Nih Teater Tradisi Dari Jawa Tengah, Yogyakarta, Dan Jawa Barat

Share:
Teater Tradisi dari Jawa Tengah dan Yogyakarta
      Teater dari kawasan jogja dan Jateng mempunyai keunikan yang menarik, dan mempunyai daya pkat tersendiri, jad tak hera kalau hingga kini ini teater ini masih sering dipertunjukkan dan menjadi daya tarik untuk sektor pariwisata, pola teater dari yogyakarta dan Jawa tengah yang palig terkenal yaitu ketoprak dan wayang orang. 
a. Ketoprak
       Teater yang amat terkenal di Jawa Tengah dan Yogyakarta ini cukup bau tanah usianya, yaitu muncul semenjak tahun 1887. Mula-mula hanya merupakan permainan lesung orang-orang desa di bawah bulan purnama, kemudian ditambah tembang dan nyanyian. Jadi, bukan tontonan. Baru pada tahun 1909, sehabis dimodifikasi dengan komplemen alat-alat musik, menyerupai kendang, terbang, seruling, dan kecrek, pertunjukan ini dipertontonkan. Pada tahun 1920-an berkembanglah kelompok-kelompok ketoprak yang mempertontonkan ketoprak dalam bentuk menyerupai yang kita kenal sekarang. Pertunjukannya pun tidak lagi diselenggarakan di halaman rumah atau pendapa, melainkan beralih ke panggung prosenium. Cerita yang dipentaskan bermacam-macam dan semenjak tahun 1930-an sudah mengambil sumber-sumber kisah yang lebih modern.
 b. Wayang Wong
       Teater Wayang Wong (Wayang Orang) semula muncul di Istana Yogyakarta pada pertengahan masa 18, namun alhasil keluar istana dan menjadi kegemaran rakyat. Pertunjukannya diselenggarakan di pasar-pasar malam, taman hiburan, dan di pentas prosenium.
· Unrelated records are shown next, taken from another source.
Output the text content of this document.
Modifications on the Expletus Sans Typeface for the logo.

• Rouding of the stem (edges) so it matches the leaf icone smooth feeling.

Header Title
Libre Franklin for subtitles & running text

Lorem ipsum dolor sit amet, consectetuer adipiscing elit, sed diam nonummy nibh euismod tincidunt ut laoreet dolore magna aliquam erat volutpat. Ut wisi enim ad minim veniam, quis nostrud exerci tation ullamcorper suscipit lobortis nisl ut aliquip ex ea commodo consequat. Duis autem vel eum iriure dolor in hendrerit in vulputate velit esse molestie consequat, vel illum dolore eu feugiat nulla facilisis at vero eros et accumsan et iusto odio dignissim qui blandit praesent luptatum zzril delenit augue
Penataan panggung realistik dengan set ruangan keraton, gerbang keraton, jalan desa, dan lain-lain. Cerita yang dipentaskan umumnya Mahabharata dan Ramayana yang dipelajari dari guru-guru tari keraton. Pemainnya harus terpelajar menari dan menembang serta memahami tarian untuk karakter tertentu, selain juga bisa melaksanakan brontowecono (berdialog) dalam karakter yang dibawakannya.

 Teater Tradisi dari Jawa Barat
       Sukabumi yaitu salah satu kebupaten yang ada di Jawa Barat. Di sana ada teater khas yang berjulukan “Gekbreng”. Kesenian yang berupa drama tari ini bersifat humor yang menceritakan perihal kehidupan masyarakat sehari-hari. Nama Gekbreng itu sendiri merupakan adonan dari dua kata, yaitu “gek” dan “breng” yang artinya “duduk seketika”. Dengan demikian, Gekbreng sanggup diartikan ketika seseorang duduk, dikala itu pula riuh rendah suara gamelan memulai agresi pertunjukan. Kesenian Gekbreng diciptakan oleh Abah Ba’i pada tahun 1918, sehabis tamat mencar ilmu pada seorang seniman longser yang berjulukan Abah Emod alias Abah Soang di Kampung Situ Gentang Ranji, Sukabumi, Jawa Barat. Konon, kesenian ini timbul dari reaksi masyarakat atas ketidakadilan yang dilakukan oleh para penguasa waktu itu. Dengan kreatifitasnya, Abah Ba’i menangkap keluhan-keluhan masyarakat terhadap penguasa itu dan meramunya menjadi suatu bentuk drama tari yang bersifat humor yang kemudian disebut Gekbreng. Jadi, dahulu Gekbreng yaitu suatu kesenian yang bertujuan untuk mengingatkan para penguasa melalui sindiran-sindiran halus yang disampaikan dengan gaya humor semoga jangan terlalu adikara dalam memakai kekuasaannya.
     Peralatan musik yang dipakai untuk mengiring pertunjukan Gekbreng Jawa Barat yaitu seperangkat gamelan berlaras selendro yang terdiri atas: (1) kendang; (2) terompet; (3) ketuk tilu; (4) rebab; (5) rincik; dan (6) gong. Pertunjukan Gekbreng jawa barat biasanya diadakan di tempat terbuka atau tempat yang agak luas, menyerupai pendapa atau halaman rumah. Para penontonnya duduk berkeliling membentuk abjad U atau tapal kuda. Demikian pula dekorasi panggungnya, terkesan cukup seadanya dan bahkan bersifat ajaib imajiner. Pertunjukan teater rakyat ini sanggup dilakukan pada siang maupun malam hari. Pada malam hari, sebagai pencahayaan dipergunakan obor tradisional bersumbu tiga yang disebut oncor.